Grand Lake Rotarians name Marv Fischer Citizen of the Year |

Grand Lake Rotarians name Marv Fischer Citizen of the Year

Tonya Bina
Grand County, Colorado

Grand Lake’s first building inspector and former Grand County building official Marv Fischer is Grand Lake Rotary’s Citizen of the Year.

Upon receiving his award Saturday during a dinner ceremony at the Daven Haven Lodge in Grand Lake, Fischer acknowledged his daughter, son, female companion, brother and sister-in-law in the audience. Fischer credited others for giving him the guidance to accomplish what he has through the years.

“You know, there’s been some awful nice things said about me here tonight,” a modest Fischer said. “I want to say, early in my business career, I learned a very important lesson. And that lesson I learned was: To know what I don’t know … The second lesson I learned was, to surround yourself with people who know what you don’t know because they make you look good. There’s a lot of people who deserve this award along with me because they made me look good.”

With 23.5 years as the county’s building official prior to retirement, 32 years involvement with Grand Lake Fire ” either as an active volunteer, as a longtime chief, or on the board ” 16 years on Grand Lake’s planning commission (in his 10th year as chairman), an active member of the Trinity Church of the Pines since the early 1960s, and marriage to his late wife Jean just shy of 50 years, it’s a sure bet that when Fischer gets involved with something, he’s in it for the long haul.

Few men have served their community as much, friends testified.

Calling Fischer “Mr. Respect,” Glenn Harrington said that when Fischer moved to Grand Lake in 1958, “It was a turning point for the town to have this man serving our town and the county for half a century.”

He moved to Grand Lake from Littleton when his family purchased the former Lake Kove Resort on Shadow Mountain Reservoir, which he owned and operated for 17 years.

During that time, Fischer had a side construction business using skills he’d learned from his father and business sense learned from his brother.

One of Fischer’s projects was the former Chuckhole Cafe building, now Grand Pizza on Grand Avenue.

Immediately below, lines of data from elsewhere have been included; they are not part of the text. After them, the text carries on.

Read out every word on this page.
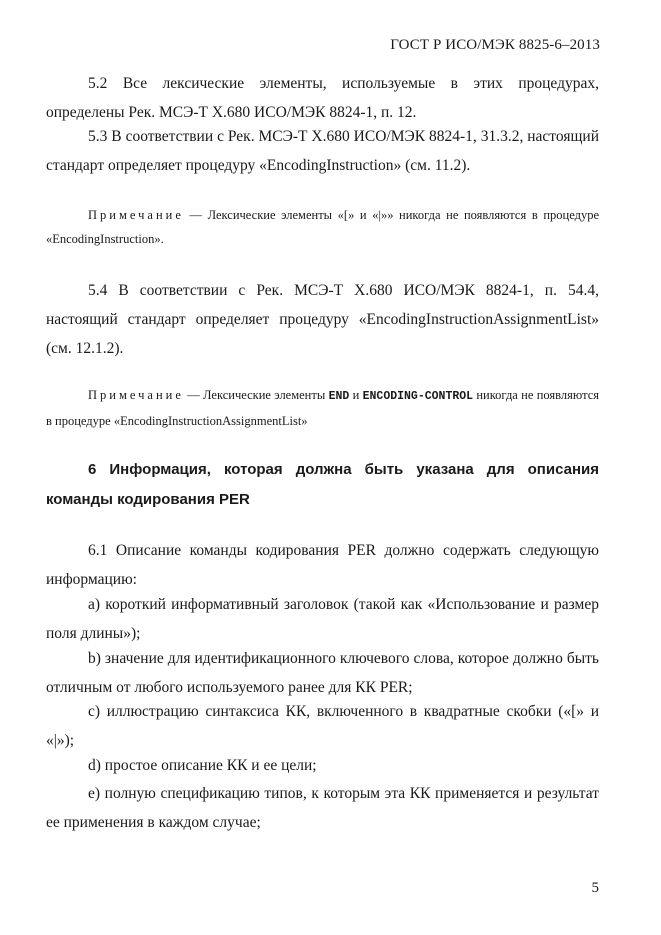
ГОСТ Р ИСО/МЭК 8825-6–2013

5.2 Все лексические элементы, используемые в этих процедурах, определены Рек. МСЭ-Т X.680 ИСО/МЭК 8824-1, п. 12.

5.3 В соответствии с Рек. МСЭ-Т X.680 ИСО/МЭК 8824-1, 31.3.2, настоящий стандарт определяет процедуру «EncodingInstruction» (см. 11.2).

Примечание — Лексические элементы «[» и «|»» никогда не появляются в процедуре «EncodingInstruction».

5.4 В соответствии с Рек. МСЭ-Т X.680 ИСО/МЭК 8824-1, п. 54.4, настоящий стандарт определяет процедуру «EncodingInstructionAssignmentList» (см. 12.1.2).

Примечание — Лексические элементы END и ENCODING-CONTROL никогда не появляются в процедуре «EncodingInstructionAssignmentList»

6 Информация, которая должна быть указана для описания команды кодирования PER

6.1 Описание команды кодирования PER должно содержать следующую информацию:

a) короткий информативный заголовок (такой как «Использование и размер поля длины»);

b) значение для идентификационного ключевого слова, которое должно быть отличным от любого используемого ранее для КК PER;

c) иллюстрацию синтаксиса КК, включенного в квадратные скобки («[» и «|»);

d) простое описание КК и ее цели;

e) полную спецификацию типов, к которым эта КК применяется и результат ее применения в каждом случае;

5
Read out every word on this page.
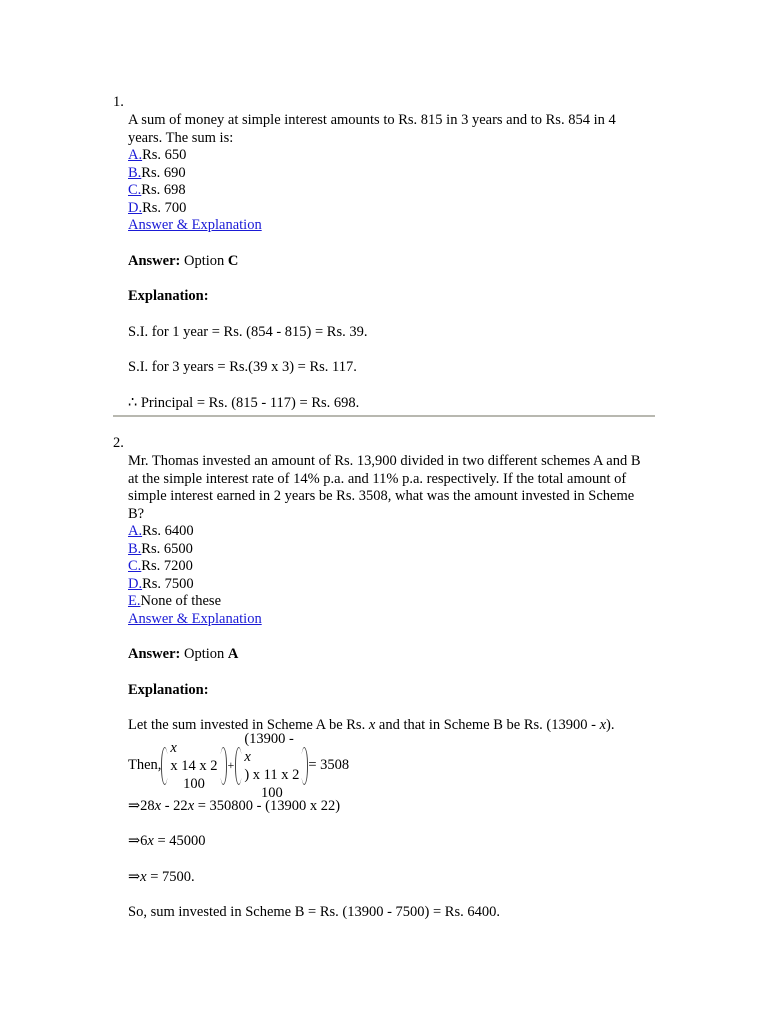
1.

A sum of money at simple interest amounts to Rs. 815 in 3 years and to Rs. 854 in 4 years. The sum is:

A.Rs. 650
B.Rs. 690
C.Rs. 698
D.Rs. 700
Answer & Explanation

Answer: Option C

Explanation:

S.I. for 1 year = Rs. (854 - 815) = Rs. 39.

S.I. for 3 years = Rs.(39 x 3) = Rs. 117.

∴ Principal = Rs. (815 - 117) = Rs. 698.

2.

Mr. Thomas invested an amount of Rs. 13,900 divided in two different schemes A and B at the simple interest rate of 14% p.a. and 11% p.a. respectively. If the total amount of simple interest earned in 2 years be Rs. 3508, what was the amount invested in Scheme B?

A.Rs. 6400
B.Rs. 6500
C.Rs. 7200
D.Rs. 7500
E.None of these
Answer & Explanation

Answer: Option A

Explanation:

Let the sum invested in Scheme A be Rs. x and that in Scheme B be Rs. (13900 - x).

Then,
x
x 14 x 2
100
+
(13900 -
x
) x 11 x 2
100
= 3508

⇒28x - 22x = 350800 - (13900 x 22)

⇒6x = 45000

⇒x = 7500.

So, sum invested in Scheme B = Rs. (13900 - 7500) = Rs. 6400.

During Grand Lake’s economically challenged years, a word that describes Fischer, a former Army man, was resourceful.

Fischer manufactured ice and started a commercial enterprise that boasted “High Altitude Slow-Melting Ice.”

Sold years ago, the commercial ice company endures in Grand County.

While attempting to boost winter business at Lake Kove, Fischer, a town chamber member at the time, started ice golfing tournaments, attracted dog-sled races and hosted car races on the ice of Shadow Mountain Reservoir. Fischer also organized the first Winter Carnival in Grand Lake.

“We tried to come up with ideas to survive the winters up here,” Fischer said.

Fischer and friend Chris Lorenz of Grand Lake were instrumental in cleaning up and regulating town landfills. Upon doing so, they started the Grand County Trash Company, which existed for more than a decade before it was sold to Waste Management.

And recycling in Grand County sprouted under the direction of Marv and Jean Fischer. Their fledgling operation began near Grand Lake’s town shop with a pick-up truck for hauling away recyclables, the first recycling facility in the county.

Grand Lake Fire District Chief and Grand Lake Trustee Tom Weydert credits Fischer for laying the groundwork for a nationally recognized volunteer fire department. Grand Lake Fire has come a long way from “Grand Lake’s first fire truck: A pick-up truck with a garden hose,” Weydert said.

Grand Lake’s department was “sparse” many years ago in Fischer’s view. He and fellow Grand Laker Mac Ruske “worked hard to get it going,” he said.

They implemented training and improved firefighter equipment. More than three decades later, Fischer retired from the board of directors after seeing two of his primary goals achieved: A new fire station had been built in Grand Lake, and the station’s equipment and readiness improved ISO ratings to “get everyone’s insurance reduced.”

Fischer was also instrumental in making a three-acre plot deeded to his Grand Lake church, Trinity Church of the Pines, “forever green space,” according to friend and fellow parishioner Marvin Aiken.

Alluding to an oxygen tank that has aided Fischer’s breathing ever since his lungs were damaged three years ago during major back surgery, Aiken said, “He’s a great friend and I can only say, Lord, bless Marv and surround his head with the best oxygen in the world.”